Сестра повернулась и ушла. Абрикосова откинулась на подушку. Её не оперировали, язва открылась, надо было лежать, не двигаясь, а спина отгорала. Она думала о том, что надо следить за собой, стараться сдерживаться, потому что горлом тут не возьмёшь, просто никто не станет слушать. А  характер не переделать: гены, что ли? Эта её аристократическая порода вылезала из неё гордынным неприятием малейшего неуважения, невозможностью смириться с грубостью или небрежностью в делах. За годы советской власти голубая кровь заметно подкрасилась красным животным цветом, высокомерие породы превратилось в презрительное отношение ко всякой низменности, отсутствие религиозного воспитания лишило смирения и терпения. Но, с другой стороны, она, прямая и резкая, пережившая издевательства фашистского плена, шок детских страшных впечатлений, сознавала своё право на завоёванное место в жизни.  Она не знала, не старалась и узнать, скрывая своё порочное для коммунистов родство, что в её крови голубела искорка царской крови. Но странное сновидение околдовало её, заставило трепетать почти железное сердце.
Раненые лежали рядами под сводами бывшей трапезной монастыря. Высокие стрельчатые окна были затуманены жарким дыханием многих хрипящих глоток, запах крови и гноя, пота и мочи слепил воздух скользкими, тяжёлыми комьями, которые приходилось глотать, едва проталкивая в лёгкие. Стоны, хрипы, ругательства, зубовный скрип – все звуки гулко отдавались в высокой каменной палате человек на пятьдесят валяющихся вповалку теперь уже и между железными койками на тощих подстилках. Койки периодически освобождались, мёртвых выносили вон, а на их место клали самых тяжёлых с пола, словно на конвейер смерти. Вася Голубкин тоже попал на койку, отчего и понял, что дела его плохи, затосковал душой, стёр слезу, проступившую в уголке глаза. Лёгкое прострелено, дыхание сиплое и клокочущее, пулю, правда, вытащил маленький седенький доктор, показал потом, когда дурнота от хлороформа отошла. «Теперь на себя надейся, на свою силу да на ангела–хранителя», – улыбнулся старик  и подмигнул, словно пообещал ему этого доброго ангела. А Вася теперь понял, что ангелов ему не дождаться, потому что он попал в ад истинный! После чистилища операционной, палата казалась огромным общим склепом, не верилось, что отсюда можно выйти на волю, вернуться к жизни. А Вася хотел жить! Как же не хотеть-то в двадцать лет?

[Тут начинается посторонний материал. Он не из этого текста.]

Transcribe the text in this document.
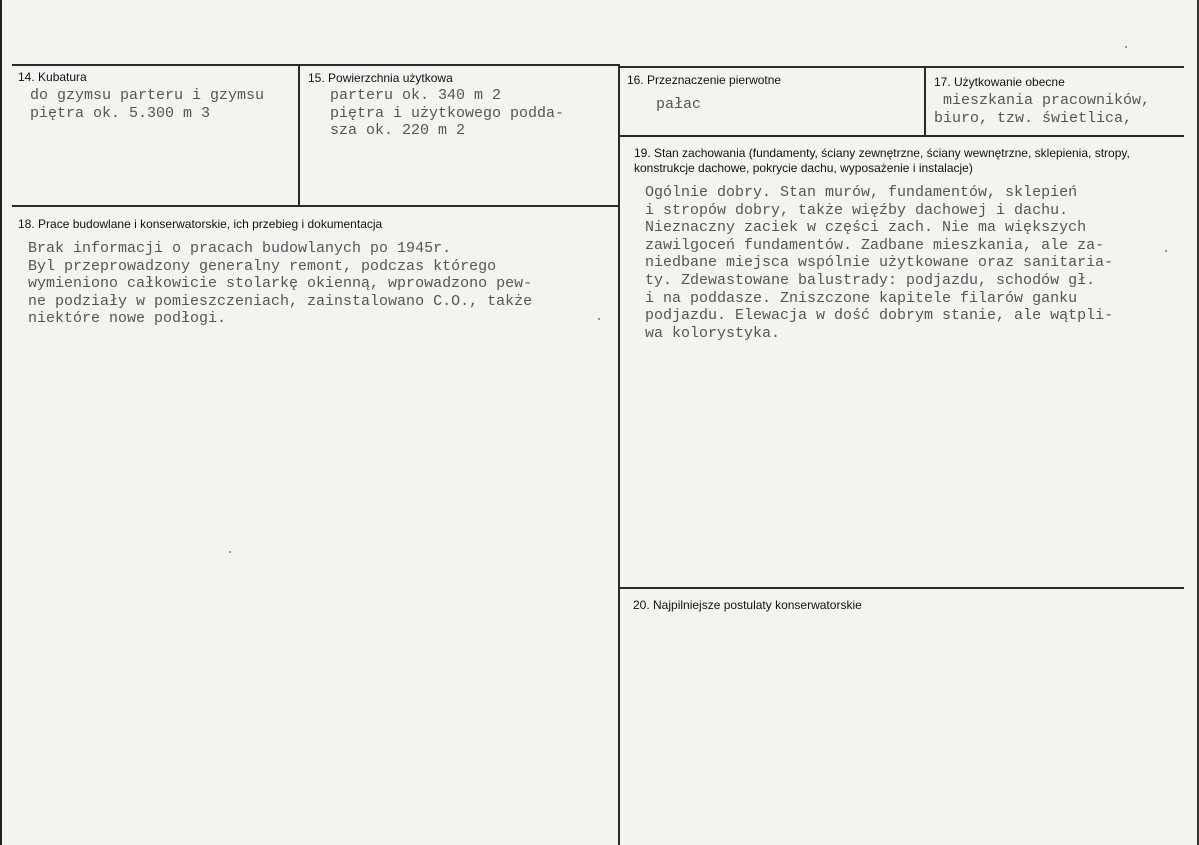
14. Kubatura
do gzymsu parteru i gzymsu
piętra ok. 5.300 m 3
15. Powierzchnia użytkowa
parteru ok. 340 m 2
piętra i użytkowego podda-
sza ok. 220 m 2
16. Przeznaczenie pierwotne
pałac
17. Użytkowanie obecne
mieszkania pracowników,
biuro, tzw. świetlica,
18. Prace budowlane i konserwatorskie, ich przebieg i dokumentacja
Brak informacji o pracach budowlanych po 1945r.
Byl przeprowadzony generalny remont, podczas którego
wymieniono całkowicie stolarkę okienną, wprowadzono pew-
ne podziały w pomieszczeniach, zainstalowano C.O., także
niektóre nowe podłogi.
19. Stan zachowania (fundamenty, ściany zewnętrzne, ściany wewnętrzne, sklepienia, stropy, konstrukcje dachowe, pokrycie dachu, wyposażenie i instalacje)
Ogólnie dobry. Stan murów, fundamentów, sklepień
i stropów dobry, także więźby dachowej i dachu.
Nieznaczny zaciek w części zach. Nie ma większych
zawilgoceń fundamentów. Zadbane mieszkania, ale za-
niedbane miejsca wspólnie użytkowane oraz sanitaria-
ty. Zdewastowane balustrady: podjazdu, schodów gł.
i na poddasze. Zniszczone kapitele filarów ganku
podjazdu. Elewacja w dość dobrym stanie, ale wątpli-
wa kolorystyka.
20. Najpilniejsze postulaty konserwatorskie
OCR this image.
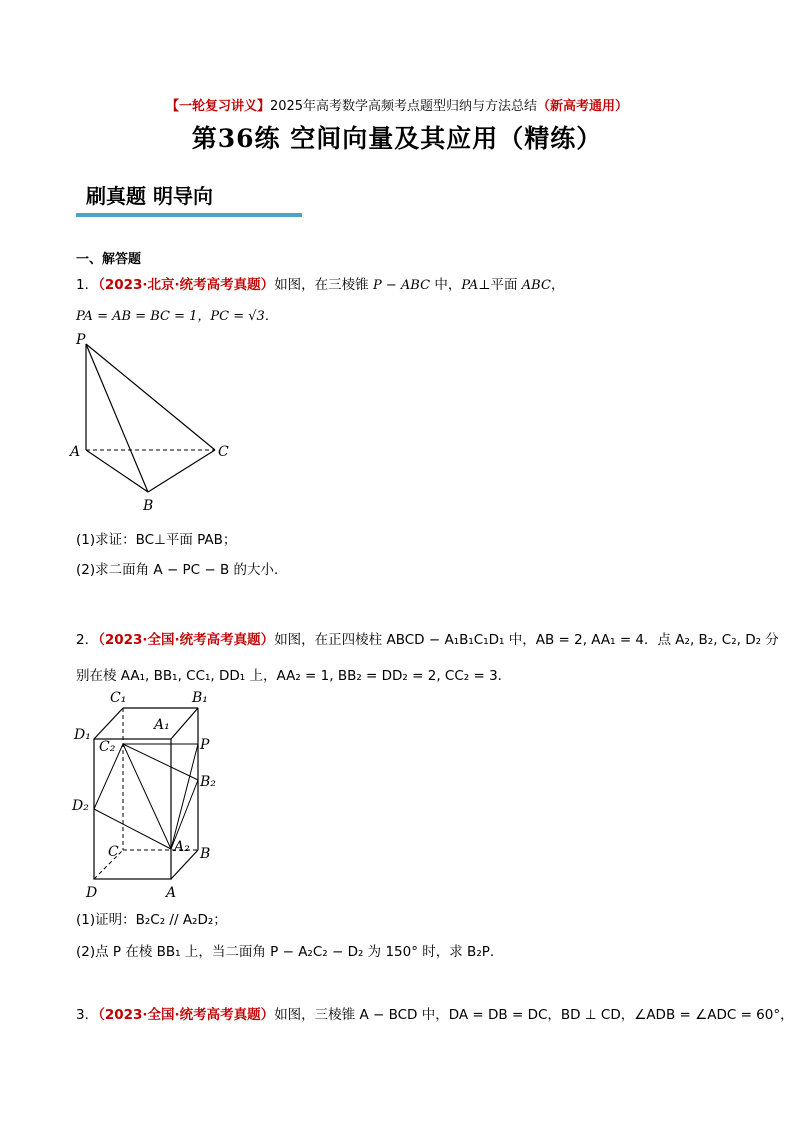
【一轮复习讲义】2025年高考数学高频考点题型归纳与方法总结（新高考通用）
第36练 空间向量及其应用（精练）
刷真题 明导向
一、解答题
1．（2023·北京·统考高考真题）如图，在三棱锥 P − ABC 中，PA⊥平面 ABC，
PA = AB = BC = 1，PC = √3．
P
A	C
B
(1)求证：BC⊥平面 PAB；
(2)求二面角 A − PC − B 的大小．
2．（2023·全国·统考高考真题）如图，在正四棱柱 ABCD − A₁B₁C₁D₁ 中，AB = 2, AA₁ = 4．点 A₂, B₂, C₂, D₂ 分
别在棱 AA₁, BB₁, CC₁, DD₁ 上，AA₂ = 1, BB₂ = DD₂ = 2, CC₂ = 3．
C₁	B₁
A₁
D₁
C₂	P
B₂
D₂
A₂
C	B
D	A
(1)证明：B₂C₂ // A₂D₂；
(2)点 P 在棱 BB₁ 上，当二面角 P − A₂C₂ − D₂ 为 150° 时，求 B₂P．
3．（2023·全国·统考高考真题）如图，三棱锥 A − BCD 中，DA = DB = DC，BD ⊥ CD，∠ADB = ∠ADC = 60°，
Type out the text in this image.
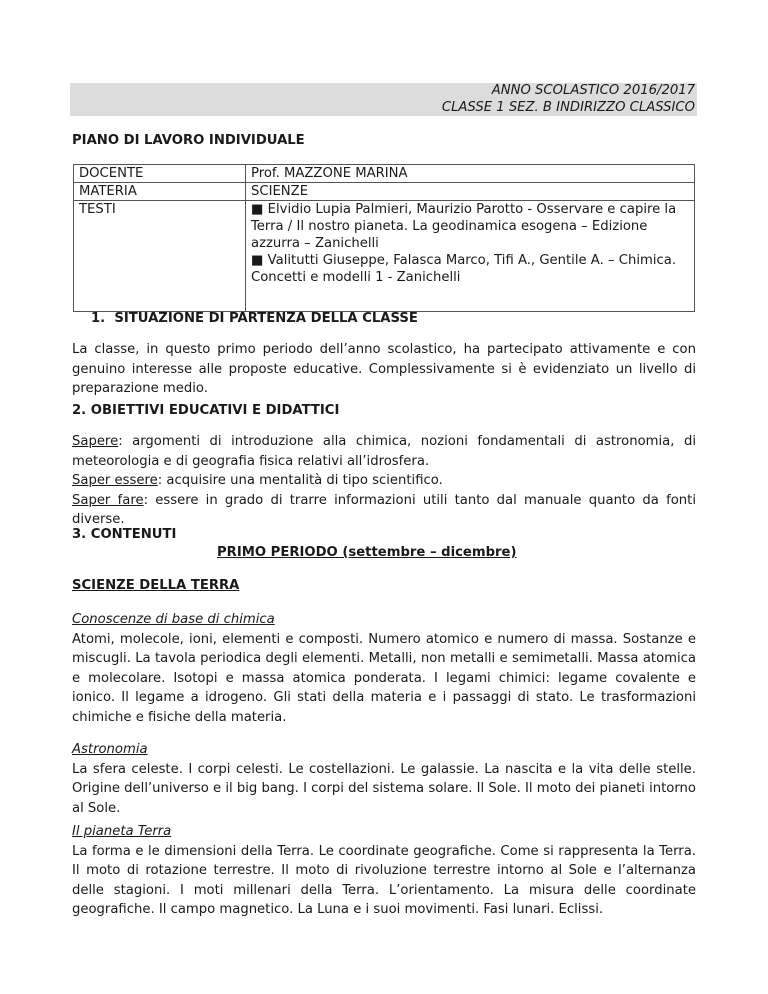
ANNO SCOLASTICO 2016/2017
CLASSE 1 SEZ. B INDIRIZZO CLASSICO
PIANO DI LAVORO INDIVIDUALE
DOCENTE	Prof. MAZZONE MARINA
MATERIA	SCIENZE
TESTI	■ Elvidio Lupia Palmieri, Maurizio Parotto - Osservare e capire la Terra / Il nostro pianeta. La geodinamica esogena – Edizione azzurra – Zanichelli
■ Valitutti Giuseppe, Falasca Marco, Tifi A., Gentile A. – Chimica. Concetti e modelli 1 - Zanichelli
1. SITUAZIONE DI PARTENZA DELLA CLASSE
La classe, in questo primo periodo dell’anno scolastico, ha partecipato attivamente e con genuino interesse alle proposte educative. Complessivamente si è evidenziato un livello di preparazione medio.
2. OBIETTIVI EDUCATIVI E DIDATTICI
Sapere: argomenti di introduzione alla chimica, nozioni fondamentali di astronomia, di meteorologia e di geografia fisica relativi all’idrosfera.
Saper essere: acquisire una mentalità di tipo scientifico.
Saper fare: essere in grado di trarre informazioni utili tanto dal manuale quanto da fonti diverse.
3. CONTENUTI
PRIMO PERIODO (settembre – dicembre)
SCIENZE DELLA TERRA
Conoscenze di base di chimica
Atomi, molecole, ioni, elementi e composti. Numero atomico e numero di massa. Sostanze e miscugli. La tavola periodica degli elementi. Metalli, non metalli e semimetalli. Massa atomica e molecolare. Isotopi e massa atomica ponderata. I legami chimici: legame covalente e ionico. Il legame a idrogeno. Gli stati della materia e i passaggi di stato. Le trasformazioni chimiche e fisiche della materia.
Astronomia
La sfera celeste. I corpi celesti. Le costellazioni. Le galassie. La nascita e la vita delle stelle. Origine dell’universo e il big bang. I corpi del sistema solare. Il Sole. Il moto dei pianeti intorno al Sole.
Il pianeta Terra
La forma e le dimensioni della Terra. Le coordinate geografiche. Come si rappresenta la Terra. Il moto di rotazione terrestre. Il moto di rivoluzione terrestre intorno al Sole e l’alternanza delle stagioni. I moti millenari della Terra. L’orientamento. La misura delle coordinate geografiche. Il campo magnetico. La Luna e i suoi movimenti. Fasi lunari. Eclissi.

Через день доктор, потрогав его горячий лоб, нахмурил седые кустистые брови и уронил непонятное, но, Вася сразу это понял, тревожное слово «кризис». Ещё Вася уловил оттенок жалости в глазах старого человека, который видел и молодость и красоту солдата, и, как всякий глядящий на Васю, омыл душу в дивной голубизне его взгляда. Вася глядел в потолок. Каменные своды сходились в, казалось бы лёгкие, арки. Но темнота не давала разглядеть узоры росписи на потолке. День выдался хмурый, влажный и очень жаркий.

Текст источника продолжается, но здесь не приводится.